Take a very small drill bit (I used a 5/64″) and carefully drill down into the cap JUST INSIDE the edge of the inner white cap. This hole is to allow air into the bottle as fluid is sucked out by your dosing pump. But you must drill within the white inner cap. If you drill beyond it, just through the blue cap, your hole will be outside the bottle and not accomplish anything. Again, there is not a lot of space between the bulkhead and the outside edge of the white cap so just pay attention to where you are drilling.

Step 4

Now take your John Guest barb fitting and stick the smooth end into the top of the bulkhead. Push down all the way so it doesn’t pull out (without pressing the quick-release ring).

Step 5

Time to cut your RO/DI tubing. I cut mine to around 11..5″. It’s long enough to reach down into the outer edge of the bottle where it’s lower, to get the most fluid out. The center of the bottle is raised. It’s ok for the tubing to not be straight, just make sure it reaches the bottom.
NOTE: Bulk Reef Supply sells rigid acrylic tubing specifically for this purpose but they DO NOT seal well inside the bulkheads. Use the RO tubing instead.

Step 6

Now take your cut piece of RO tubing and push it into the bottom of the quick connect fitting inside the cap. Make sure you push it in all the way and that you can’t pull it out (without holding down the quick-release ring on the fitting).

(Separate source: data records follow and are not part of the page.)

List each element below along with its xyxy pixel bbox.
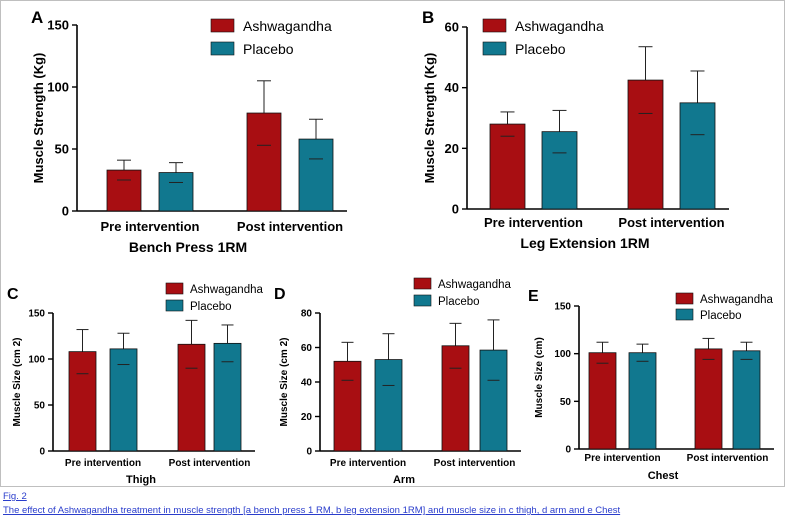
y-tick-label: 150 (47, 18, 69, 33)
legend-label: Ashwagandha (438, 279, 511, 291)
y-tick-label: 60 (301, 343, 313, 354)
bar-placebo-post (732, 350, 761, 450)
y-tick-label: 0 (62, 204, 69, 219)
legend-label: Ashwagandha (700, 294, 773, 306)
bar-placebo-pre (158, 172, 194, 212)
panel-letter: C (7, 286, 19, 303)
legend-swatch (210, 41, 235, 56)
x-category-label: Post intervention (169, 458, 251, 469)
chart-title: Bench Press 1RM (129, 239, 247, 255)
chart-title: Thigh (126, 474, 156, 486)
y-axis-label: Muscle Size (cm 2) (279, 338, 290, 427)
y-axis-label: Muscle Strength (Kg) (31, 53, 46, 184)
legend-label: Placebo (700, 310, 742, 322)
y-tick-label: 150 (28, 309, 45, 320)
y-tick-label: 40 (445, 80, 459, 95)
legend-swatch (413, 294, 432, 307)
x-category-label: Post intervention (618, 215, 724, 230)
y-tick-label: 0 (452, 202, 459, 217)
bar-placebo-post (213, 342, 242, 452)
legend-swatch (675, 292, 694, 305)
y-tick-label: 100 (47, 80, 69, 95)
figure-frame: A Muscle Strength (Kg) 0 50 100 150 Pre interv… (0, 0, 785, 487)
y-tick-label: 0 (39, 447, 45, 458)
legend-swatch (210, 18, 235, 33)
y-tick-label: 50 (34, 401, 46, 412)
y-tick-label: 50 (55, 142, 69, 157)
y-tick-label: 150 (554, 302, 571, 313)
bar-ashwagandha-post (694, 348, 723, 450)
bar-placebo-pre (109, 348, 138, 452)
legend-label: Ashwagandha (243, 18, 332, 34)
y-tick-label: 0 (565, 445, 571, 456)
legend-label: Placebo (438, 296, 480, 308)
chart-title: Leg Extension 1RM (520, 235, 649, 251)
bar-placebo-post (298, 138, 334, 212)
x-category-label: Pre intervention (330, 458, 406, 469)
legend-label: Placebo (243, 41, 294, 57)
x-category-label: Pre intervention (65, 458, 141, 469)
legend-swatch (165, 282, 184, 295)
y-tick-label: 100 (28, 355, 45, 366)
legend-label: Placebo (190, 301, 232, 313)
chart-panel-d: D Muscle Size (cm 2) 0 20 40 60 80 Pre interven… (274, 277, 521, 486)
y-tick-label: 0 (306, 447, 312, 458)
bar-ashwagandha-post (246, 112, 282, 212)
bar-placebo-pre (374, 359, 403, 452)
panel-letter: B (422, 8, 434, 27)
y-axis-label: Muscle Size (cm 2) (12, 338, 23, 427)
legend-label: Ashwagandha (515, 18, 604, 34)
legend-swatch (482, 41, 507, 56)
chart-panel-c: C Muscle Size (cm 2) 0 50 100 150 Pre interven… (7, 282, 263, 486)
bar-ashwagandha-post (177, 343, 206, 452)
y-tick-label: 40 (301, 378, 313, 389)
y-tick-label: 50 (560, 397, 572, 408)
chart-panel-a: A Muscle Strength (Kg) 0 50 100 150 Pre interv… (31, 8, 347, 255)
bar-ashwagandha-pre (106, 169, 142, 212)
legend-swatch (165, 299, 184, 312)
y-tick-label: 100 (554, 349, 571, 360)
y-tick-label: 20 (445, 141, 459, 156)
figure-caption[interactable]: The effect of Ashwagandha treatment in m… (3, 505, 621, 516)
legend-label: Ashwagandha (190, 284, 263, 296)
chart-panel-b: B Muscle Strength (Kg) 0 20 40 60 Pre interven… (422, 8, 729, 251)
y-tick-label: 20 (301, 412, 313, 423)
bar-placebo-post (679, 102, 716, 210)
x-category-label: Post intervention (237, 219, 343, 234)
chart-title: Chest (648, 470, 679, 482)
panel-letter: D (274, 286, 286, 303)
y-axis-label: Muscle Size (cm) (534, 337, 545, 418)
bar-ashwagandha-post (627, 79, 664, 210)
x-category-label: Pre intervention (584, 453, 660, 464)
chart-panel-e: E Muscle Size (cm) 0 50 100 150 Pre interventi… (528, 288, 774, 482)
figure-svg: A Muscle Strength (Kg) 0 50 100 150 Pre interv… (7, 8, 774, 486)
x-category-label: Post intervention (434, 458, 516, 469)
chart-title: Arm (393, 474, 415, 486)
panel-letter: E (528, 288, 539, 305)
y-tick-label: 80 (301, 309, 313, 320)
bar-ashwagandha-post (441, 345, 470, 452)
figure-link[interactable]: Fig. 2 (3, 491, 27, 502)
bar-ashwagandha-pre (489, 123, 526, 210)
bar-placebo-post (479, 349, 508, 452)
legend-swatch (482, 18, 507, 33)
legend-swatch (675, 308, 694, 321)
bar-placebo-pre (541, 131, 578, 210)
legend-label: Placebo (515, 41, 566, 57)
y-tick-label: 60 (445, 20, 459, 35)
bar-ashwagandha-pre (333, 360, 362, 452)
bar-ashwagandha-pre (68, 351, 97, 452)
bar-placebo-pre (628, 352, 657, 450)
legend-swatch (413, 277, 432, 290)
panel-letter: A (31, 8, 43, 27)
y-axis-label: Muscle Strength (Kg) (422, 53, 437, 184)
x-category-label: Post intervention (687, 453, 769, 464)
x-category-label: Pre intervention (101, 219, 200, 234)
x-category-label: Pre intervention (484, 215, 583, 230)
bar-ashwagandha-pre (588, 352, 617, 450)
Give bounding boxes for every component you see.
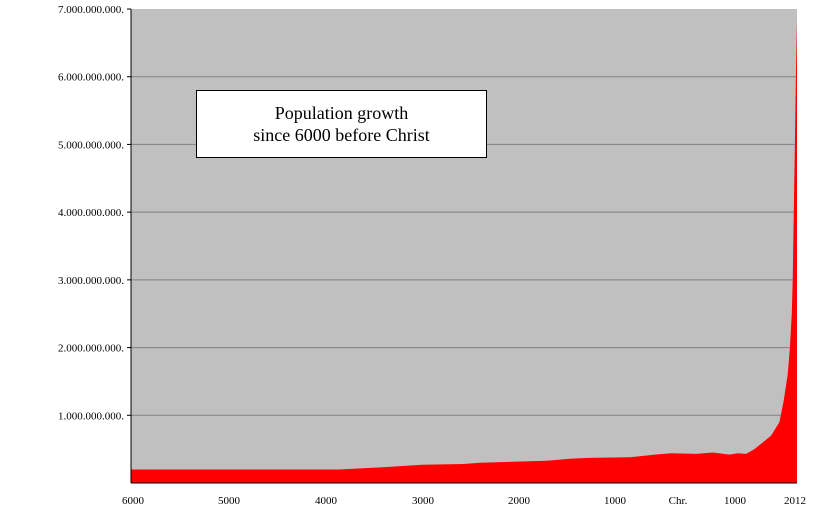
x-tick-label: 3000: [412, 495, 435, 507]
y-tick-labels: 1.000.000.000. 2.000.000.000. 3.000.000.00…: [58, 4, 131, 422]
x-tick-label: 6000: [122, 495, 145, 507]
x-tick-label: 5000: [218, 495, 241, 507]
x-tick-label: 1000: [724, 495, 747, 507]
plot-area: [131, 9, 797, 483]
y-tick-label: 6.000.000.000.: [58, 72, 124, 84]
y-tick-label: 1.000.000.000.: [58, 410, 124, 422]
y-tick-label: 4.000.000.000.: [58, 207, 124, 219]
x-tick-label: Chr.: [669, 495, 688, 507]
x-tick-labels: 6000 5000 4000 3000 2000 1000 Chr. 1000 2012: [122, 495, 806, 507]
x-tick-label: 2012: [784, 495, 806, 507]
chart-title-line-2: since 6000 before Christ: [253, 125, 430, 145]
x-tick-label: 1000: [604, 495, 627, 507]
axes: [130, 9, 797, 484]
y-tick-label: 7.000.000.000.: [58, 4, 124, 16]
x-tick-label: 2000: [508, 495, 531, 507]
chart-title-box: Population growth since 6000 before Chri…: [196, 90, 487, 158]
y-tick-label: 2.000.000.000.: [58, 343, 124, 355]
chart-title-line-1: Population growth: [274, 103, 409, 123]
y-tick-label: 3.000.000.000.: [58, 275, 124, 287]
y-tick-label: 5.000.000.000.: [58, 139, 124, 151]
x-tick-label: 4000: [315, 495, 338, 507]
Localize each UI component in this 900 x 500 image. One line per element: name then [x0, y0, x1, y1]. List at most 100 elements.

Now you have a complete dosing vessel, ready to hook up to your dosing pump with a line of soft 1/4″ tubing. If you break down the cost, each completed dosing vessel comes to around $11 USD. Not too bad considering the cost of commercially available dosing vessels are at least 3x that. And if your plastic CORE bottle ever breaks or just gets gross, just buy a new one for $2 and swap the caps or re-assemble all your parts onto a new cap, just having to drill the holes again.